Ohio DOT scrapped plans to convert Highway 23—connecting Waldo, OH, to I-270 north of Columbus—from a busy state highway with multiple signalized intersections to a limited access freeway, citing the cost and public concerns regarding environmental damage and loss of farmland. The agency will instead focus on much smaller projects, such as turn lanes and intersection modifications, to alleviate congestion along the corridor.
In May Caltrans and the Metro Board abandoned the idea of widening I-710 out of concern that the project “would not meet desired outcomes for air quality, equity, mobility and sustainability.” As Streetsblog reported, this represents an “unprecedented” move in the face of roughly $60 million invested in the process of widening an 18-mile stretch of the important freight corridor through populated areas of Los Angeles County, south of Los Angeles.

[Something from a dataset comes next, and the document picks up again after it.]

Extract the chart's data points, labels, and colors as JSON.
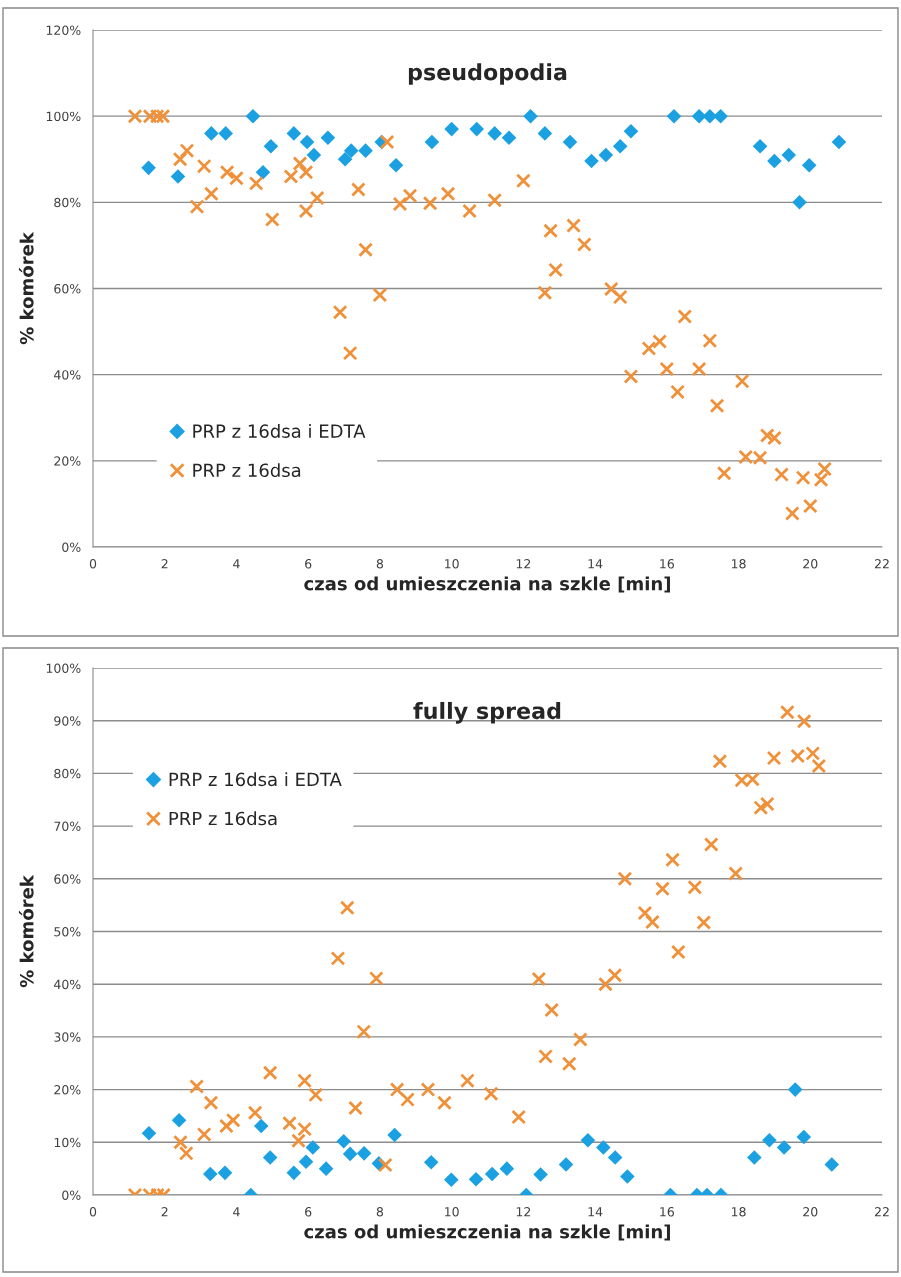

California legislators are also attempting to limit freeway expansion in or near communities that are defined as low-income and burdened by housing costs, or unduly exposed to particulates, according to the California Healthy Places Index.
Still, there is strong support coming from labor organizations for continued highway expansion in California, as reported in the Los Angeles Times. These groups would like to see other job opportunities laid out before work on freeway expansion slows. Proponents of highway expansion also express concerns that halting these projects could hurt the state’s economic growth and its ability to move freight.
CalSTA Secretary Toks Omishakin, however, sees the influx of money from the IIJA and increased gas taxes as an opportunity to make wise transportation investments that support the state’s goal of reducing emissions to 40% below 1990 levels by 2031, reports the LA Times. The additional hope is that green jobs grow as more conventional highway projects slow.